La place de la religion dans un État démocratique (1ère partie)

Les pratiques d’une confession religieuse ne sont jamais standards à travers le monde. Sur le terrain, chaque société les traduit en fonction de ses propres référents culturels. 

En Algérie profonde, en Kabylie particulièrement, puisque de là où est parti le débat sur la laïcité, porté par une élite politique inspirée d’une culture occidentale, le débat sur la laïcité est nouveau, du moins avec sa formulation actuelle, même si on tente de lui trouver une légitimité historique. En effet, les défenseurs de la laïcité tentent de nous présenter l’organisation villageoise de la Kabylie comme étant une organisation séculière. 

Essayons de voire de plus près la nature de cette organisation. Il est important de signaler que dans l’histoire de la Kabylie, il n’y a jamais eu de tyrannie de la religion. Chose qui aurait suscité rejet ou contestation de son rôle dans les affaires sociales et de la gestion de la cité. En effet, la religion exerçait pleinement son rôle dans la société, elle n’est pas confinée à une croyance individuelle strictement intime (comme c’est le cas en Europe), ni imposée par une caste, de quelque nature qu’elle soit, sur le reste de la société (comme c’est le cas chez les monarchies du Moyen-Orient). Toutes les lois, qu’elles soient d’origines religieuses ou non religieuses, sont d’abord discutées d’abords par les membres de la djemââ avant de les soumettre à la discussion, l’enrichissement puis l’approbation par l’assemblée générale du village.

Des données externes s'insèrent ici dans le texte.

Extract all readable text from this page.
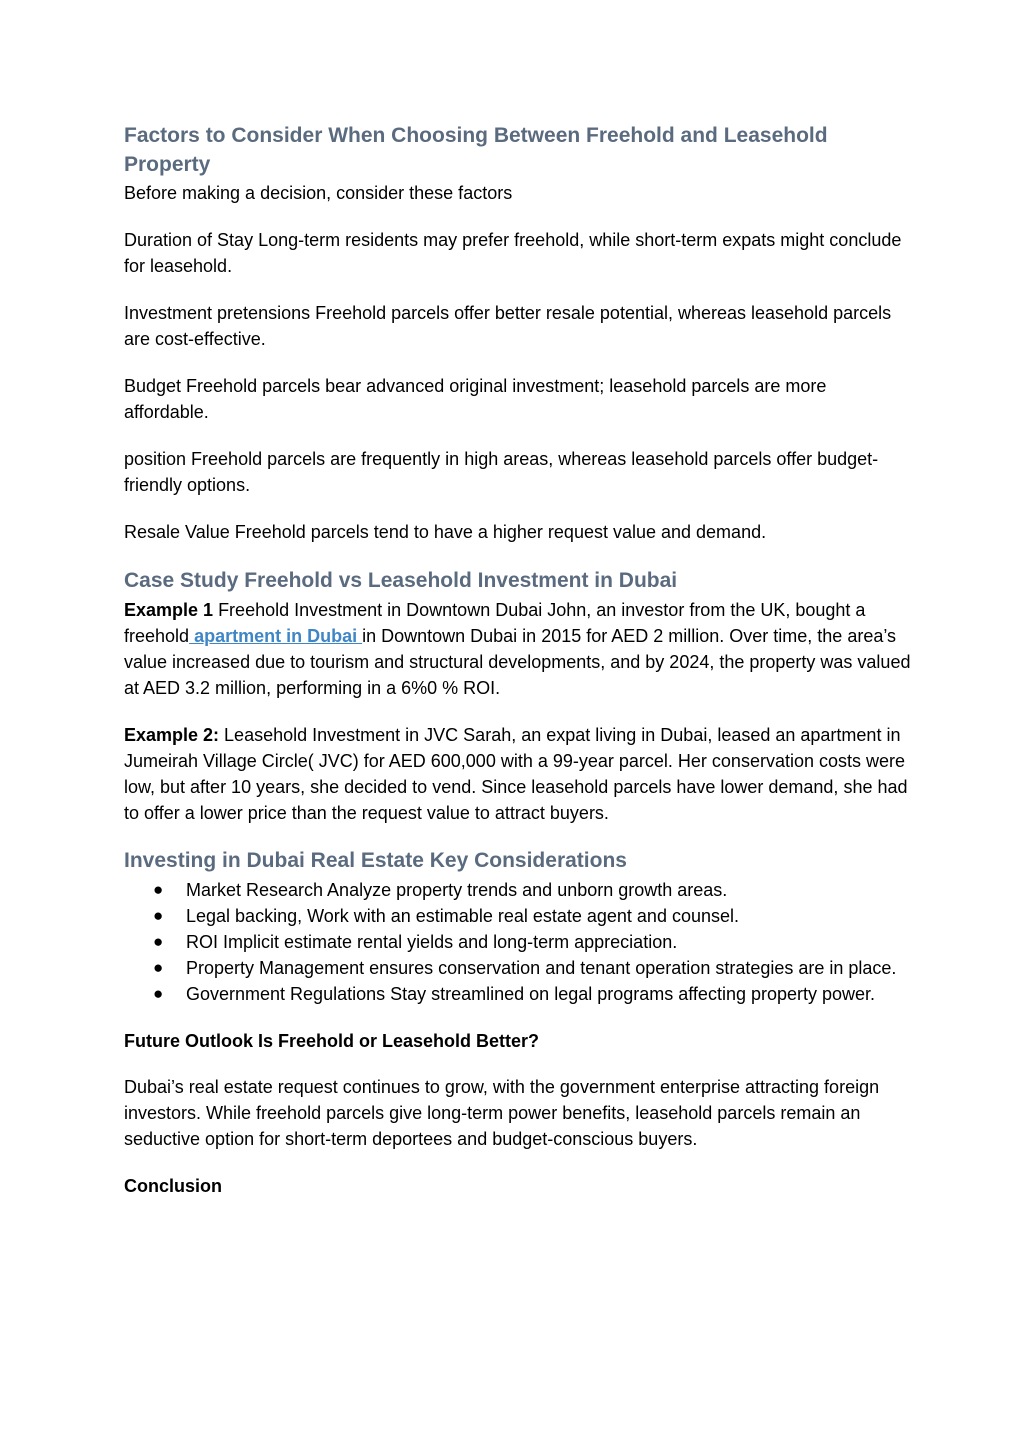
Factors to Consider When Choosing Between Freehold and Leasehold Property

Before making a decision, consider these factors

Duration of Stay Long-term residents may prefer freehold, while short-term expats might conclude for leasehold.

Investment pretensions Freehold parcels offer better resale potential, whereas leasehold parcels are cost-effective.

Budget Freehold parcels bear advanced original investment; leasehold parcels are more affordable.

position Freehold parcels are frequently in high areas, whereas leasehold parcels offer budget-friendly options.

Resale Value Freehold parcels tend to have a higher request value and demand.

Case Study Freehold vs Leasehold Investment in Dubai

Example 1 Freehold Investment in Downtown Dubai John, an investor from the UK, bought a freehold apartment in Dubai in Downtown Dubai in 2015 for AED 2 million. Over time, the area’s value increased due to tourism and structural developments, and by 2024, the property was valued at AED 3.2 million, performing in a 6%0 % ROI.

Example 2: Leasehold Investment in JVC Sarah, an expat living in Dubai, leased an apartment in Jumeirah Village Circle( JVC) for AED 600,000 with a 99-year parcel. Her conservation costs were low, but after 10 years, she decided to vend. Since leasehold parcels have lower demand, she had to offer a lower price than the request value to attract buyers.

Investing in Dubai Real Estate Key Considerations
● Market Research Analyze property trends and unborn growth areas.
● Legal backing, Work with an estimable real estate agent and counsel.
● ROI Implicit estimate rental yields and long-term appreciation.
● Property Management ensures conservation and tenant operation strategies are in place.
● Government Regulations Stay streamlined on legal programs affecting property power.

Future Outlook Is Freehold or Leasehold Better?

Dubai’s real estate request continues to grow, with the government enterprise attracting foreign investors. While freehold parcels give long-term power benefits, leasehold parcels remain an seductive option for short-term deportees and budget-conscious buyers.

Conclusion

Les lois et règlements sont toujours adoptés de manière démocratique, et même plus, à l’unanimité par lesdites assemblées. Il n’y a jamais eu de rejet d’une quelconque lois pour la simple raison qu’elle est d’origine religieuse ou bien qu’elle émane de l’imam de la mosquée. Au contraire, quand il y a partage d’un héritage ou quand un litige éclate entre individus ou entre groupes d’individus (clans), ce qui était courant, voire même excessif dans certaines périodes historiques, notamment en périodes de disette, et que la situation échappe aux membres de tajmâât (djemââ), on a toujours eu recours aux imams, cheikhs de zaouïa dont les sentences font autorité.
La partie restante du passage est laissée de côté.